Image: Anthony Quintano/Flickr

Fri, 10 Jan 2020, 11:01 am UTC

In his vision for the next decade, Facebook CEO Mark Zuckerberg revealed a number of ambitious plans, but surprisingly not anything on digital currencies.

In a Facebook post, Zuckerberg spoke about not just about social media platforms, but also about empowering young entrepreneurs, technological breakthroughs such as augmented reality glasses, clearer rules for the internet, and even decentralizing commerce.

“Over the next decade, we hope to build the commerce and payments tools so that every small business has easy access to the same technology that previously only big companies have had,” he said. “At the end of the day, a strong and stable economy comes from people succeeding broadly, and the best way to do that is to make it so small businesses can effectively become technology companies.”
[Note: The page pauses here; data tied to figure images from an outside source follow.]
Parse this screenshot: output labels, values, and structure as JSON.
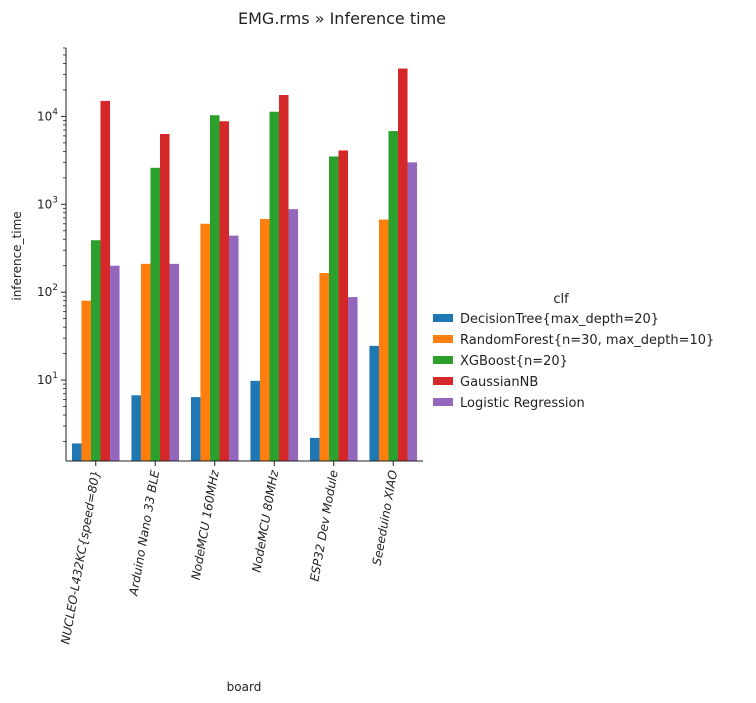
{
  "chart_data": {
    "type": "bar",
    "title": "EMG.rms » Inference time",
    "xlabel": "board",
    "ylabel": "inference_time",
    "yscale": "log",
    "ylim": [
      1.2,
      60000
    ],
    "grid": false,
    "legend_title": "clf",
    "legend_position": "right",
    "categories": [
      "NUCLEO-L432KC{speed=80}",
      "Arduino Nano 33 BLE",
      "NodeMCU 160MHz",
      "NodeMCU 80MHz",
      "ESP32 Dev Module",
      "Seeeduino XIAO"
    ],
    "series": [
      {
        "name": "DecisionTree{max_depth=20}",
        "color": "#1f77b4",
        "values": [
          1.9,
          6.7,
          6.4,
          9.8,
          2.2,
          24.5
        ]
      },
      {
        "name": "RandomForest{n=30, max_depth=10}",
        "color": "#ff7f0e",
        "values": [
          80,
          210,
          600,
          680,
          165,
          670
        ]
      },
      {
        "name": "XGBoost{n=20}",
        "color": "#2ca02c",
        "values": [
          390,
          2600,
          10300,
          11300,
          3500,
          6800
        ]
      },
      {
        "name": "GaussianNB",
        "color": "#d62728",
        "values": [
          15000,
          6300,
          8800,
          17500,
          4100,
          35000
        ]
      },
      {
        "name": "Logistic Regression",
        "color": "#9467bd",
        "values": [
          200,
          210,
          440,
          880,
          88,
          3000
        ]
      }
    ],
    "y_tick_labels": [
      "10^1",
      "10^2",
      "10^3",
      "10^4"
    ]
  }
}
He envisioned a future where it would be easy for anyone to sell products via Instagram storefronts, provide customer support via Messenger, or make remittances via Whatsapp.
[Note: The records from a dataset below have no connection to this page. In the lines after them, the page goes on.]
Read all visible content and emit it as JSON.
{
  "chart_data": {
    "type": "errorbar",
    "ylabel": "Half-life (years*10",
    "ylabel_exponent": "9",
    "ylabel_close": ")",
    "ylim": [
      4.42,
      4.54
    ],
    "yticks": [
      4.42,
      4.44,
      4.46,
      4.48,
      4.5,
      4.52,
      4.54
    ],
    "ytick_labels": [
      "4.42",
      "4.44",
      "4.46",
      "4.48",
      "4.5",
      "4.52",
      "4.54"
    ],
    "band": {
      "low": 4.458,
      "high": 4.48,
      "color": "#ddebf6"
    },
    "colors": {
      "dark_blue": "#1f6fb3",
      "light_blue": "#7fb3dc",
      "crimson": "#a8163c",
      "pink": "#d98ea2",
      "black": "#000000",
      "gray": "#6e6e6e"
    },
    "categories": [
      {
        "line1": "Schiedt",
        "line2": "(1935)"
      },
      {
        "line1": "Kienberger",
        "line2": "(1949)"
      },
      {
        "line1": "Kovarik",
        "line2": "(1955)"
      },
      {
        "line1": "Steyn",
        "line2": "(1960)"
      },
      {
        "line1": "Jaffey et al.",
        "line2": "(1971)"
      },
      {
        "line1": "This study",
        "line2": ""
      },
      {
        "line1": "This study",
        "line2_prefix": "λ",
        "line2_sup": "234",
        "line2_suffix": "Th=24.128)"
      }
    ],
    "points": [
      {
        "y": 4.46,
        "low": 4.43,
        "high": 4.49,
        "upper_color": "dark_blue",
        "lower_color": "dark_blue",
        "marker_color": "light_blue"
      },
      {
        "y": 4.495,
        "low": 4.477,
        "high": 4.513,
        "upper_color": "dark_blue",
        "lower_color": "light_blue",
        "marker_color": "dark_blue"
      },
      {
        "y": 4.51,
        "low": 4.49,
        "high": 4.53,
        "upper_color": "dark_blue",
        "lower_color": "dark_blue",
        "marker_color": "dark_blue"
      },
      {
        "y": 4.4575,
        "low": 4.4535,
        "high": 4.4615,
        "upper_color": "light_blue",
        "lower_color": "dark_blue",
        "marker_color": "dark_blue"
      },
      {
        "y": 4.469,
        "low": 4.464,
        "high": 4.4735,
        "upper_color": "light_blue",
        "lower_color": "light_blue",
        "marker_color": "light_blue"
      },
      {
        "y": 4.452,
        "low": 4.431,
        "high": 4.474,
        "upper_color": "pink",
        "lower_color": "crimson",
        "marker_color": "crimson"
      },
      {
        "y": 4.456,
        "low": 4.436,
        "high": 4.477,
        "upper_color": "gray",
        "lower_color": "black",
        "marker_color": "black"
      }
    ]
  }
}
Speaking of regulations, Zuckerberg emphasized a number of areas where clearer rules would be helpful, including elections, harmful content, privacy, and data portability. To that end, he said:

“Another and perhaps even better way to address this is by establishing new ways for communities to govern themselves. An example of independent governance is the Oversight Board we're creating. Soon you'll be able to appeal content decisions you disagree with to an independent board that will have the final decision in whether something is allowed.”

No mention of Libra

Back in 2018, Zuckerberg had revealed his interest in learning about encryption and cryptocurrencies. Fast forward to June 2019, Facebook unveiled its own cryptocurrency project, Libra.

Since the official announcement, the initiative faced a lot of regulatory resistance from all around the globe. Zuckerberg and Facebook head of Calibra David Marcus tried to convince the regulators to give a go-ahead to their project. In Oct., Zuckerberg testified before the Congress, which followed similar Congressional hearings in July in which Marcus attempted to defend the project.
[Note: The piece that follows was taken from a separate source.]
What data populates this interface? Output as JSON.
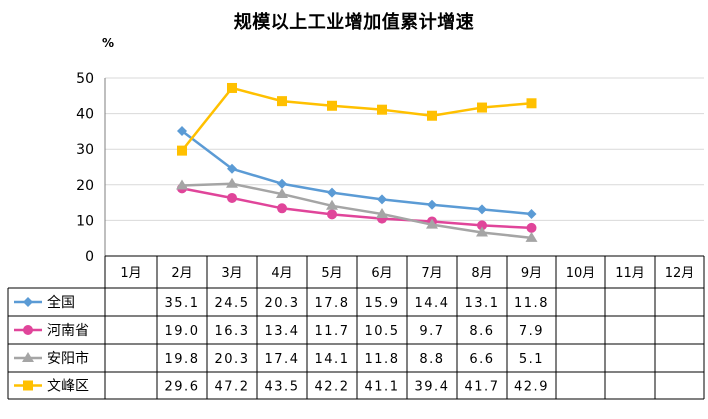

However, the project has been marching forward despite the regulatory roadblock. The Libra Association charter was signed by 21 members in Geneva in October. In the following month, the Libra Association, which governs the Libra project, said that 10 wallets, 11 blockchain explorers, 2 IDEs, 1 API, and 11 clients have been actively involved in the development of the Libra network.

Speaking at the Digital Money Forum at the Consumer Electronics Show (CES) in Las Vegas, Dante Disparte, vice chairman of the Libra Association, expressed his views on Libra and why it is important, CoinDesk reported.

“Bitcoin as an asset class has proven that mathematical scarcity can support an incredibly exciting asset," he said. "It's not a means of payment. It just isn't."